Allowing for the 90-day total investment horizon Mastercard is expected to under-perform the Blackrock Multi. In addition to that, Mastercard is 1.11 times more volatile than Blackrock Multi Sector. It trades about -0.4 of its total potential returns per unit of risk. Blackrock Multi Sector is currently generating about -0.17 per unit of volatility. If you would invest  1,557  in Blackrock Multi Sector on January 20, 2024 and sell it today you would lose (42.00) from holding Blackrock Multi Sector or give up 2.7% of portfolio value over 90 days.
Time Period3 Months [change]
DirectionMoves Together 
StrengthSignificant
Accuracy95.45%
ValuesDaily Returns

Mastercard  vs.  Blackrock Multi Sector

 Performance 
       Timeline  
Mastercard 

Risk-Adjusted Performance

4 of 100

 
Weak
 
Strong
Insignificant
Compared to the overall equity markets, risk-adjusted returns on investments in Mastercard are ranked lower than 4 (%) of all global equities and portfolios over the last 90 days. Despite somewhat strong basic indicators, Mastercard is not utilizing all of its potentials. The latest stock price disturbance, may contribute to short-term losses for the investors.
Blackrock Multi Sector 

Risk-Adjusted Performance

5 of 100

 
Weak
 
Strong
OK
Compared to the overall equity markets, risk-adjusted returns on investments in Blackrock Multi Sector are ranked lower than 5 (%) of all global equities and portfolios over the last 90 days. In spite of comparatively stable forward indicators, Blackrock Multi is not utilizing all of its potentials. The recent stock price uproar, may contribute to short-horizon losses for the private investors.
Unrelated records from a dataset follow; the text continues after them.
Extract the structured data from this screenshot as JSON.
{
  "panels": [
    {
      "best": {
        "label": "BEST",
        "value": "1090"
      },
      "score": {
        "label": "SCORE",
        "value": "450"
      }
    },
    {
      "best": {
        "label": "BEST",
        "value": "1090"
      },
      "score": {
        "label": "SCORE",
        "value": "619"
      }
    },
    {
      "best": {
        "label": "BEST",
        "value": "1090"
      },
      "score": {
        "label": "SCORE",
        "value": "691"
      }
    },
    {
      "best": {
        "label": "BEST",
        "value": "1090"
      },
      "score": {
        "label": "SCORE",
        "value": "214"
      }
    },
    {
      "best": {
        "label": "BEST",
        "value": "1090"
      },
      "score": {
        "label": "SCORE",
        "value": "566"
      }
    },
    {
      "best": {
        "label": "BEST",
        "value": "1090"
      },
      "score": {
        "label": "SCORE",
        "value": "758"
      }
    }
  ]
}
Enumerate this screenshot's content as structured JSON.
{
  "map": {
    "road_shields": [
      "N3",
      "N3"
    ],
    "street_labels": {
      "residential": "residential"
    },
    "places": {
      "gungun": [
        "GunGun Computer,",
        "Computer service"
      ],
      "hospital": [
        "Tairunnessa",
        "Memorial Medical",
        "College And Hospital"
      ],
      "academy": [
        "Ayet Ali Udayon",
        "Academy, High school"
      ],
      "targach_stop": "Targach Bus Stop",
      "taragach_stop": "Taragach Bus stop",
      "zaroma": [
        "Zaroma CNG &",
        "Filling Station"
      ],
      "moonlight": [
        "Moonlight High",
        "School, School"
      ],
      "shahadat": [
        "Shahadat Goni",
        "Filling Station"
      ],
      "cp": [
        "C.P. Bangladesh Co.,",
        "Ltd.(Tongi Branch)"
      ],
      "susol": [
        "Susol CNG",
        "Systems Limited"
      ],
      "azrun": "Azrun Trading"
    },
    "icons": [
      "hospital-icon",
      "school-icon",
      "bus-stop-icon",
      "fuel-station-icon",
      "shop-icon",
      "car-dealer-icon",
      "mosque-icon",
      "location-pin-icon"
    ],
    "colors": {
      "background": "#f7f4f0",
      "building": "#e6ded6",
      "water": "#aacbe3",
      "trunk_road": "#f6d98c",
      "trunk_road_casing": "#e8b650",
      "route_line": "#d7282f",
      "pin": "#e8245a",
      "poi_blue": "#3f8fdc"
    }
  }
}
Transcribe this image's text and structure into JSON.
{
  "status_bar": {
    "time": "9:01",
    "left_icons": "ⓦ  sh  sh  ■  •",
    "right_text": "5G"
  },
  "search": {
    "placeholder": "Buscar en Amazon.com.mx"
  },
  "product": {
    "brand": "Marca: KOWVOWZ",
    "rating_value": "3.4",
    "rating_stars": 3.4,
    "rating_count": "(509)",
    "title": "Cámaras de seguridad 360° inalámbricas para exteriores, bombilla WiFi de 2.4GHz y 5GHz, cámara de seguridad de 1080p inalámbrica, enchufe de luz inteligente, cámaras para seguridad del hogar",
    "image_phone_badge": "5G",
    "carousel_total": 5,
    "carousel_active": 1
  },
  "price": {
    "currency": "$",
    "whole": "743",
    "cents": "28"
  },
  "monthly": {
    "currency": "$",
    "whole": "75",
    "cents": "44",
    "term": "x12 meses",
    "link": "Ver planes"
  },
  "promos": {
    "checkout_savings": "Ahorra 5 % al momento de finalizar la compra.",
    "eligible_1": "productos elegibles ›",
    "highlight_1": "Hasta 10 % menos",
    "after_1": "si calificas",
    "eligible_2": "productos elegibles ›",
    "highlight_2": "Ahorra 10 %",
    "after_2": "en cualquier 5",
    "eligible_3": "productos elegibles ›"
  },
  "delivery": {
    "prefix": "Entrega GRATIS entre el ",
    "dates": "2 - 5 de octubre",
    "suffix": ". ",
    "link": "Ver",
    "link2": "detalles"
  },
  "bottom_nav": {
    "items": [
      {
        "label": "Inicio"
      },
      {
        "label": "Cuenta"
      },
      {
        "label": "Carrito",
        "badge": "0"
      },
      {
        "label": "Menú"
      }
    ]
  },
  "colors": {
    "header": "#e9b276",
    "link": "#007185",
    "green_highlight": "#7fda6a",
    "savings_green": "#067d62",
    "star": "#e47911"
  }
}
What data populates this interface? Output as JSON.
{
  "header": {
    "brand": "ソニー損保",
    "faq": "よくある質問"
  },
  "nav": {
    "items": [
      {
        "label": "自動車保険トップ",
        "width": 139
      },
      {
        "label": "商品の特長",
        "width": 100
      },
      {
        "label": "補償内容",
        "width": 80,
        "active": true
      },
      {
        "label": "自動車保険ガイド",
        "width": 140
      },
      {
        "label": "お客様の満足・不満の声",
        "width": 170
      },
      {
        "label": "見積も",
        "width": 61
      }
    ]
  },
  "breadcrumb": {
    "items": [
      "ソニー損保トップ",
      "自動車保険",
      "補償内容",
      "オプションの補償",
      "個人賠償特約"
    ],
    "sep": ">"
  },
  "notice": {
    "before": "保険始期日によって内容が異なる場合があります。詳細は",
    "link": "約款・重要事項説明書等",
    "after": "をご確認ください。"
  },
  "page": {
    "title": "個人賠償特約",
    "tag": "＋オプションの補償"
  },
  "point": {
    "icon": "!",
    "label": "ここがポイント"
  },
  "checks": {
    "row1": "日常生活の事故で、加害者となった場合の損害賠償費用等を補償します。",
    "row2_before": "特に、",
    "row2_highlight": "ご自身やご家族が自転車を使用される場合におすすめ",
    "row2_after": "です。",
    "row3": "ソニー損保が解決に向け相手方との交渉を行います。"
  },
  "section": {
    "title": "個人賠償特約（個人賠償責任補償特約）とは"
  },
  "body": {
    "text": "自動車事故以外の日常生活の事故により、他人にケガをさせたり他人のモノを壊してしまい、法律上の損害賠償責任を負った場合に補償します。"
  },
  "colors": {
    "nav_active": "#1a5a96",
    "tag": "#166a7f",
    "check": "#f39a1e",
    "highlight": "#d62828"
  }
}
Mastercard and Blackrock Multi Volatility Contrast

   Predicted Return Density   
       Returns  

Pair Trading with Mastercard and Blackrock Multi

The main advantage of trading using opposite Mastercard and Blackrock Multi positions is that it hedges away some unsystematic risk. Because of two separate transactions, even if Mastercard position performs unexpectedly, Blackrock Multi can make up some of the losses. Pair trading also minimizes risk from directional movements in the market. For example, if an entire industry or sector drops because of unexpected headlines, the short position in Blackrock Multi will offset losses from the drop in Blackrock Multi's long position.
The idea behind Mastercard and Blackrock Multi Sector pairs trading is to make the combined position market-neutral, meaning the overall market's direction will not affect its win or loss (or potential downside or upside). This can be achieved by designing a pairs trade with two highly correlated stocks or equities that operate in a similar space or sector, making it possible to obtain profits through simple and relatively low-risk investment.
Check out your portfolio center.
Note that this page's information should be used as a complementary analysis to find the right mix of equity instruments to add to your existing portfolios or create a brand new portfolio. You can also try the Portfolio Volatility module to check portfolio volatility and analyze historical return density to properly model market risk.